Como el resto de los candidatos, que se apuraron a pasar el mal trago de reconocer la derrota para desactivar los locales temprano, Alfonsín salió a hablar ayer a las 20.30. Felicitó a Cristina de Kirchner y les agradeció a los «más de dos millones y medio de personas que nos han votado». Insistió luego con un empecinamiento radical que, aunque resumiera la pelea con Binner, no parecía tener lugar a esa hora cuando se verificaban espantosos resultados para la UCR en provincias como Río Negro, donde se terminó de hundir toda una historia partidaria, o Mendoza, única chance que se mantenía viva para controlar una provincia y que terminó en otro fracaso en manos del kirchnerismo. «Estamos disputando el segundo lugar», decía anoche Alfonsín y prometía: «Vamos a seguir trabajando por el partido.

Es muy difícil manejar el país sin un sistema de partidos estable».

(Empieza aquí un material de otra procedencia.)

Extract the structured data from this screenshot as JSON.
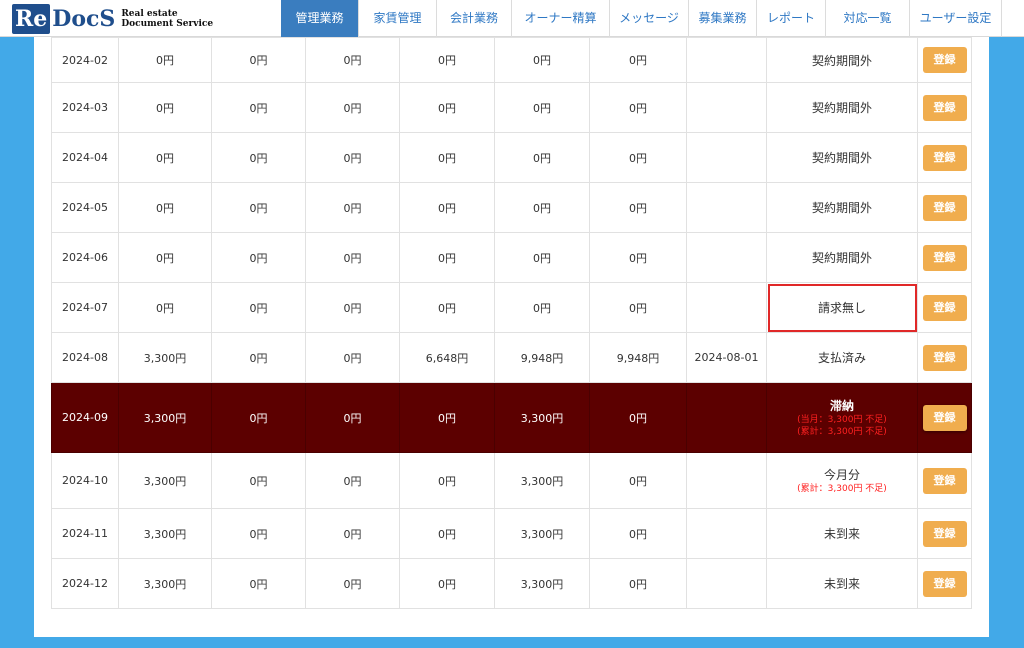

En su discurso reivindicó, inclusive, el récord de los últimos años: «Con relación a 2001 hemos experimentado un crecimiento importante. Hace cuatro años ni siquiera podíamos contar con un candidato que surgiera de las filas del radicalismo». Prometió también: «No vamos a poner palos en la rueda, pero no vamos a permitir que se avance contra las instituciones».

Los radicales no esperaron ayer a que Alfonsín llegara al búnker armado en la sede del Comité Nacional y arrancaron con el catering preparado como si se tratara de un festejo.

Poco después, en un rito repetido hasta el hartazgo en la liturgia radical antigua, apareció Bazze: «No se puede afirmar todavía el resultado de la elección porque en algunas mesas se sigue votando. Pero no son ciertas las placas de TV. Esa información es muy distinta de la de los fiscales de la UCR, que nos hacen pensar que Alfonsín está en segundo lugar». Ese rol de negación, que no ejercieron otros candidatos, siempre debe cumplirlo un segundo; lo curioso fue que poco después el propio Alfonsín lo repitió.

Para ese entonces las oficinas de los pisos superiores del Comité Nacional estaban repletas de la primera línea, mientras que la militancia esperaba en el salón. Jesús Rodríguez, Marcelo Stubrin (jefe de campaña de Alfonsín), Hernán Rossi, Carlos Mas Vélez, Ricardo Gil Lavedra y Bazze.